The month of April went by fast, but we are ready to get back to our usual schedule in the bush. The Muzha wa Yesu seminar went very well. Jeremy spent two weeks teaching on the Kingdom of God and going through all of the important Bible stories that prepared the way for Jesus. We were blessed to be a part of the seminar this year. Three years ago when it was started, Brian Davis and others were planting seeds and battling with a culture that was twisted and confused. This year has been a break through on many levels, and we are starting to see the fruits of the labor from the past three years. We began to see church leaders tearing up because they are realizing the sadness in the world, and the need for Jesus. We saw men pleading with their fellow brothers in Christ to start digging deeper in their studies and teachings. It was a great month, and we are thankful for all of the prayers for the seminar.
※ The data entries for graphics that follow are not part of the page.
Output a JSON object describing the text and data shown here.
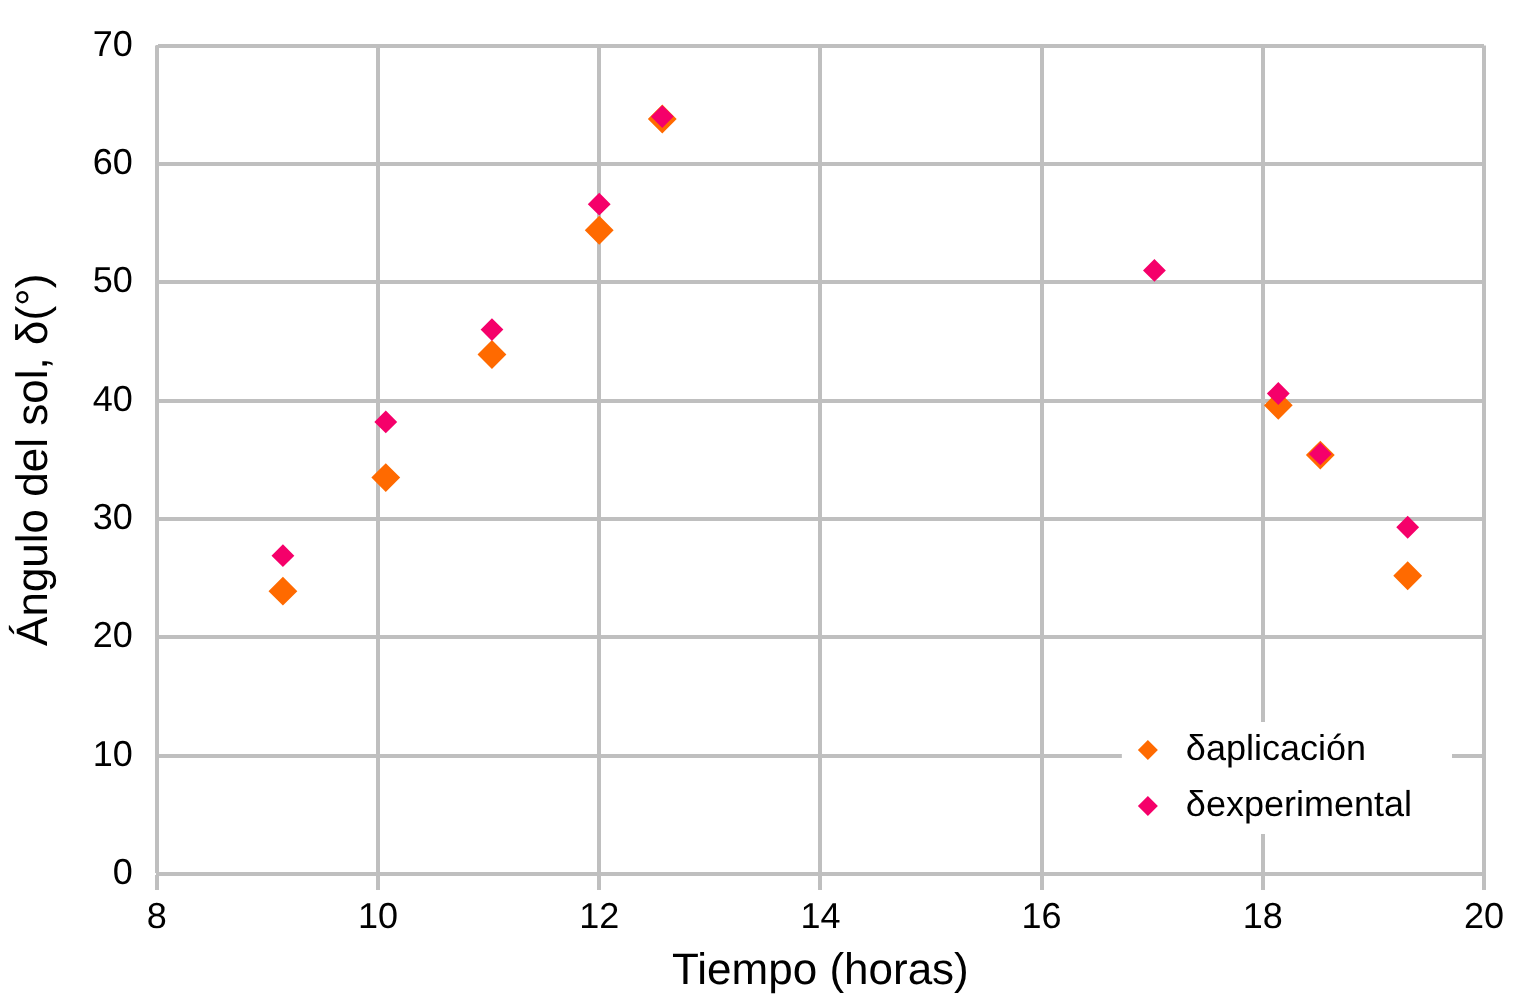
{
  "chart_data": {
    "type": "scatter",
    "xlabel": "Tiempo (horas)",
    "ylabel": "Ángulo del sol, δ(°)",
    "x": [
      9.14,
      10.07,
      11.03,
      12.0,
      12.57,
      17.02,
      18.14,
      18.52,
      19.31
    ],
    "series": [
      {
        "name": "δaplicación",
        "color": "#ff6a00",
        "values": [
          23.9,
          33.5,
          43.9,
          54.4,
          63.8,
          null,
          39.6,
          35.4,
          25.2
        ]
      },
      {
        "name": "δexperimental",
        "color": "#f5006a",
        "values": [
          26.9,
          38.2,
          46.0,
          56.6,
          64.0,
          51.0,
          40.6,
          35.5,
          29.3
        ]
      }
    ],
    "xlim": [
      8,
      20
    ],
    "xticks": [
      8,
      10,
      12,
      14,
      16,
      18,
      20
    ],
    "ylim": [
      0,
      70
    ],
    "yticks": [
      0,
      10,
      20,
      30,
      40,
      50,
      60,
      70
    ],
    "grid": true,
    "legend": "bottom right",
    "marker": "diamond"
  }
}
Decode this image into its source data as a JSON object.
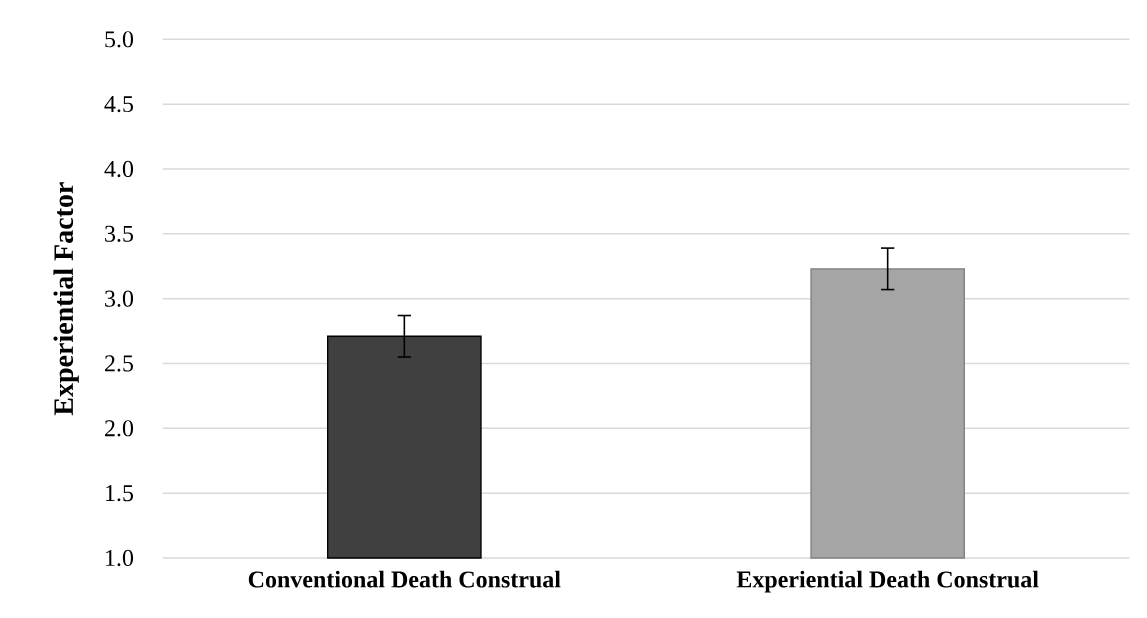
{
  "chart_data": {
    "type": "bar",
    "ylabel": "Experiential Factor",
    "categories": [
      "Conventional Death Construal",
      "Experiential Death Construal"
    ],
    "values": [
      2.71,
      3.23
    ],
    "errors": [
      0.16,
      0.16
    ],
    "colors": [
      "#404040",
      "#a5a5a5"
    ],
    "ylim": [
      1,
      5
    ],
    "yticks": [
      {
        "value": 1,
        "label": "1.0"
      },
      {
        "value": 1.5,
        "label": "1.5"
      },
      {
        "value": 2,
        "label": "2.0"
      },
      {
        "value": 2.5,
        "label": "2.5"
      },
      {
        "value": 3,
        "label": "3.0"
      },
      {
        "value": 3.5,
        "label": "3.5"
      },
      {
        "value": 4,
        "label": "4.0"
      },
      {
        "value": 4.5,
        "label": "4.5"
      },
      {
        "value": 5,
        "label": "5.0"
      }
    ],
    "grid": "y"
  }
}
Today is the first day of May, and we are excited! First of all, because May means June is right around the corner, when we will see 30 campaigners coming over from Tennessee and Texas. We are also ready to dive back in to language learning. Language learning had to take a back seat to the seminar, so Jeremy and I will begin working again with Cosmas for an hour each day. Yesterday, Jeremy and I went out to the soccer field to watch a game. Jeremy, of course, was asked to play and felt he was surely up for the task. He twisted his ankle after a few minutes into the game and had to watch from the sidelines the rest of the time. If you know Jeremy and sports, then you know I have been to the ER three times due to church league softball accidents. Well, we don’t have an “ER” in Mumena, so I was a bit nervous about my husband breaking his leg. While Jeremy watched with the team, I sat with my sweetest little friend, Linyondi. Linyondi is Cosmas’s son, and he and I just have a connection. He is only five years old but told his Dad this morning that he has really got to start learning English better, so he and I can spend time talking together.
The weather has completely changed! The rainy season is over, and we will not see another drop until November. The air is cool in the evenings and mornings, and the stars are bright at night.
This is Jeremy's group of first year students who he had in class for two weeks. Thank you for the continued prayers!